On page 18, Baltar tells the Cylon commandant the bombs will be blown in a few sectons. In Colonial parlance, a secton is one approximately one week.

Page 20 reveals that Baltar was granted a scholarship to the University of Picon. This information was also obtained from the Encyclopedia Galactica.

Eventually, the Colonies retook Cygnus and Baltar inherited the family business there. He turns it into the largest intercolonial tylium trading firm. This was also expressed in the Encyclopedia Galactica. Here it is revealed that his firm discovered the rich tylium resources on Carillon and kept his mine there secret from the Colonies and sold tylium to the Cylons instead, bringing in the Ovions to mine it. Much of this was hinted at in "Exodus" and "Deathtrap" when the rag-tag fleet came upon Carillon.

In the Picon council chambers on page 22, panel 1, there are two Egyptian-like bird statues that look similar to the Horus Falcon Gold Colored Statue available for sale online!

Lotay, the leader of the Ovions seen here, was also depicted as the Ovion queen in "Exodus" and "Deathtrap".

Like his father at Cygnus much earlier, Baltar rigs radiation charges that would render the tylium useless if blown and lets the Cylons know about it to prevent them from invading the world and taking its profits from him.

Page 27 reveals that Baltar is a "self-proclaimed" count. This was also stated in the "Annihilation" portion of the "Saga of a Star World" pilot novelization.

The story of Baltar's alignment with the Cylons to lure the Colonies into believing their enemies wanted a peace armistice is different than that presented in "Starbuck" Part 4, but not entirely irreconcilable. It might be that Baltar had the Carillon tylium operation running for the Cylons just as presented here and the Cylon commandant came to him with the Imperious Leader's peace plan as also seen here, due to the increasing unreliability of Osiris as an agent as seen in the Starbuck mini-series.
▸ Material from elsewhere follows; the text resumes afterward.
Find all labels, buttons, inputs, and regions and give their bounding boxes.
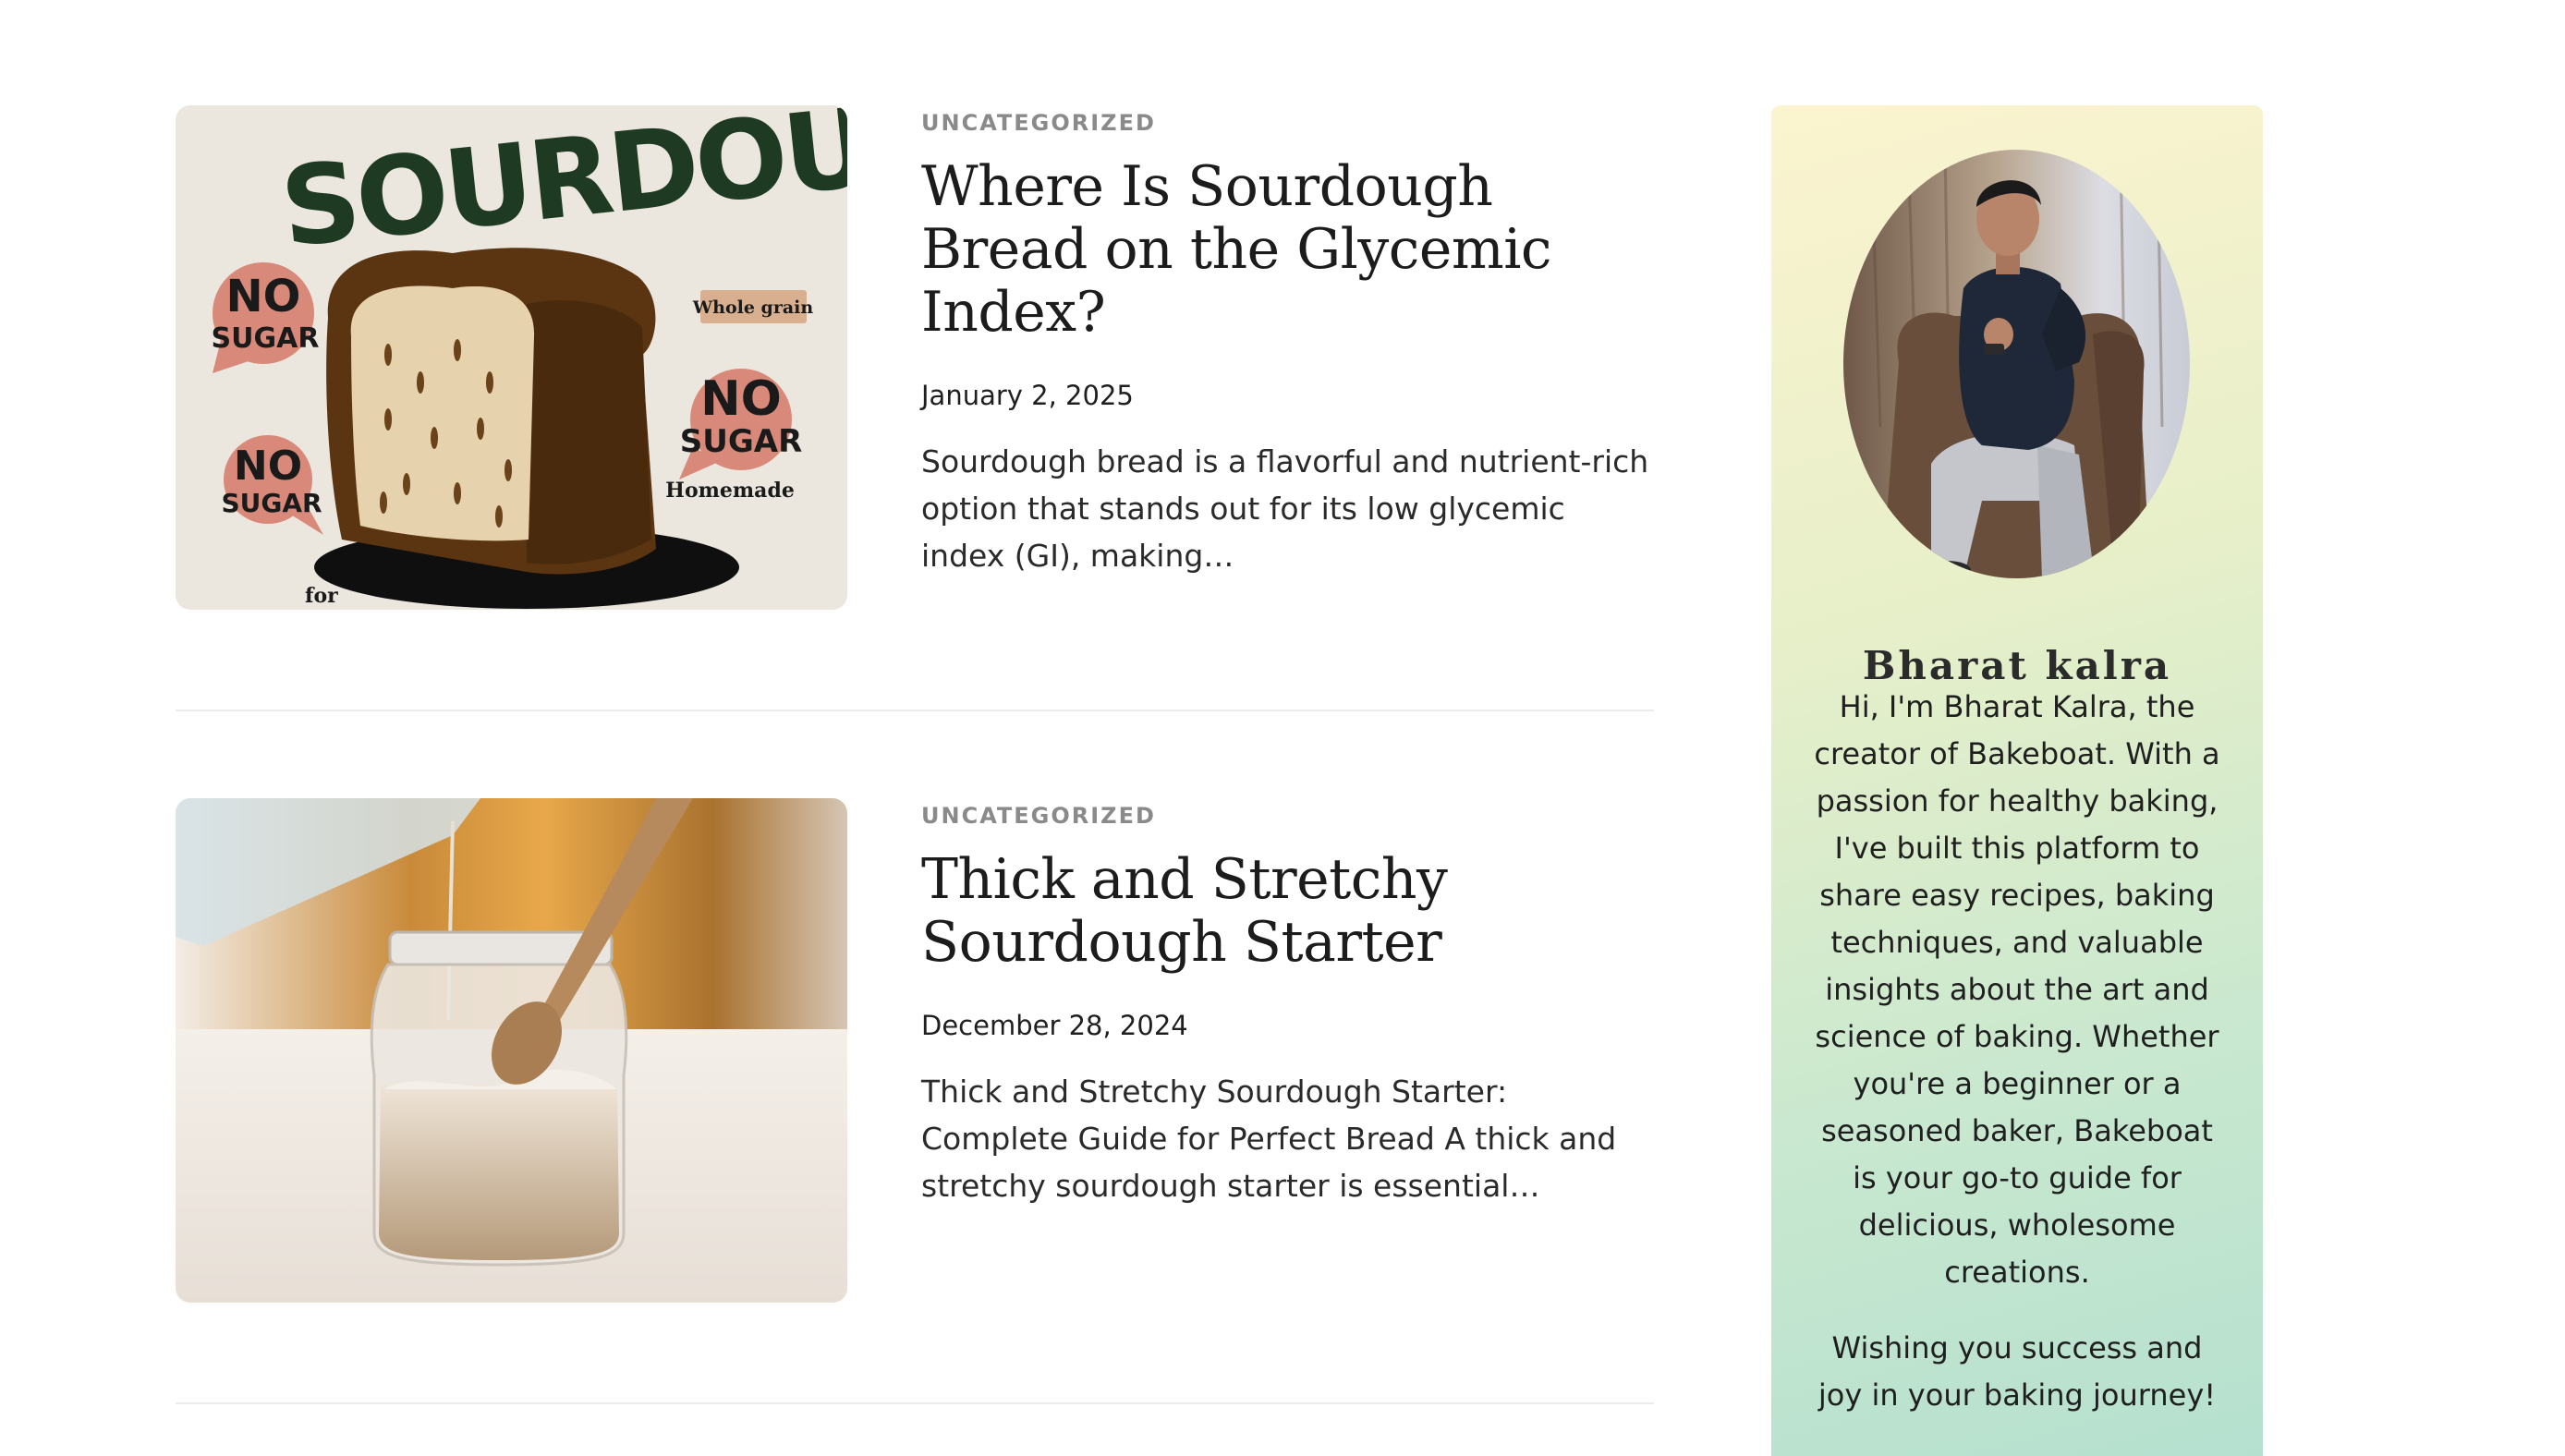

Then, Baltar's request to the Imperious Leader for two yahrens to convince the Colonies of the peace plan, seen in "Starbuck" Part 4, occurs after he's had some time to plan it out.
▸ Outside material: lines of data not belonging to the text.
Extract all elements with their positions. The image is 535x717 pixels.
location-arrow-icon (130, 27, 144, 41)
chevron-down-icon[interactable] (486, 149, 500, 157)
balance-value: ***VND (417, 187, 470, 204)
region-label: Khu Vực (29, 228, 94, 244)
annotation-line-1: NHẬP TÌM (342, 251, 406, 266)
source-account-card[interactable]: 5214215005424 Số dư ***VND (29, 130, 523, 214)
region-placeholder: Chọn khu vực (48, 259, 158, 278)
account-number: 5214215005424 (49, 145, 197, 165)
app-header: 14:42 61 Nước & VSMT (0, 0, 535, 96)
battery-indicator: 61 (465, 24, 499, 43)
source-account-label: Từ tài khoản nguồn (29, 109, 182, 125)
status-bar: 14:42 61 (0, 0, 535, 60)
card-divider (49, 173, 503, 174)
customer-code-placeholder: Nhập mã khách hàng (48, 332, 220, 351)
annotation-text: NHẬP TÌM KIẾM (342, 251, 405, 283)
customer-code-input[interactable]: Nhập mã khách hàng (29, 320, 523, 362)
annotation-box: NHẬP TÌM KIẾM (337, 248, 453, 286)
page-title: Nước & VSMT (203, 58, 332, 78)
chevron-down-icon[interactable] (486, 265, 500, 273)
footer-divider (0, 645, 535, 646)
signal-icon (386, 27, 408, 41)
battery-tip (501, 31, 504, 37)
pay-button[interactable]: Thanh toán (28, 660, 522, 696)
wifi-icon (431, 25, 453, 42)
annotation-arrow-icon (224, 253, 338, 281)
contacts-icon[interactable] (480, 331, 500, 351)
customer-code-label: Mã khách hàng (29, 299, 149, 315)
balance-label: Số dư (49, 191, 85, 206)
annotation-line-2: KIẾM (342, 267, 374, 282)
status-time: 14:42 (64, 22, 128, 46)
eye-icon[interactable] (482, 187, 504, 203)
Writer Robert Napton uses a clever twist to reconcile the execution of Baltar as seen in the theatrical release version of the "Saga of a Star World" pilot with his being spared in "Deathtrap". Here, Baltar actually was executed, his head lopped off by a centurion sword. Then the head is kept alive and attached to a robotic endoskeleton which is then covered in human flesh and his memories altered to make him believe he was spared. But he has been programmed to cooperate with the Cylons, while thinking he is still entirely human. However, it's possible this is all just Baltar's nightmare on the morning he is rescued by a Cylon Raider; Baltar tries to convince himself that is the answer and they simply implanted a tracker in his head that allowed them to find him on this unknown world.

Unanswered Questions

Is Baltar actually a Cylon with only a human head?

Was the gold command centurion who picks up Baltar on the unnamed world the same one he previously worked with on Cygnus and Carillon?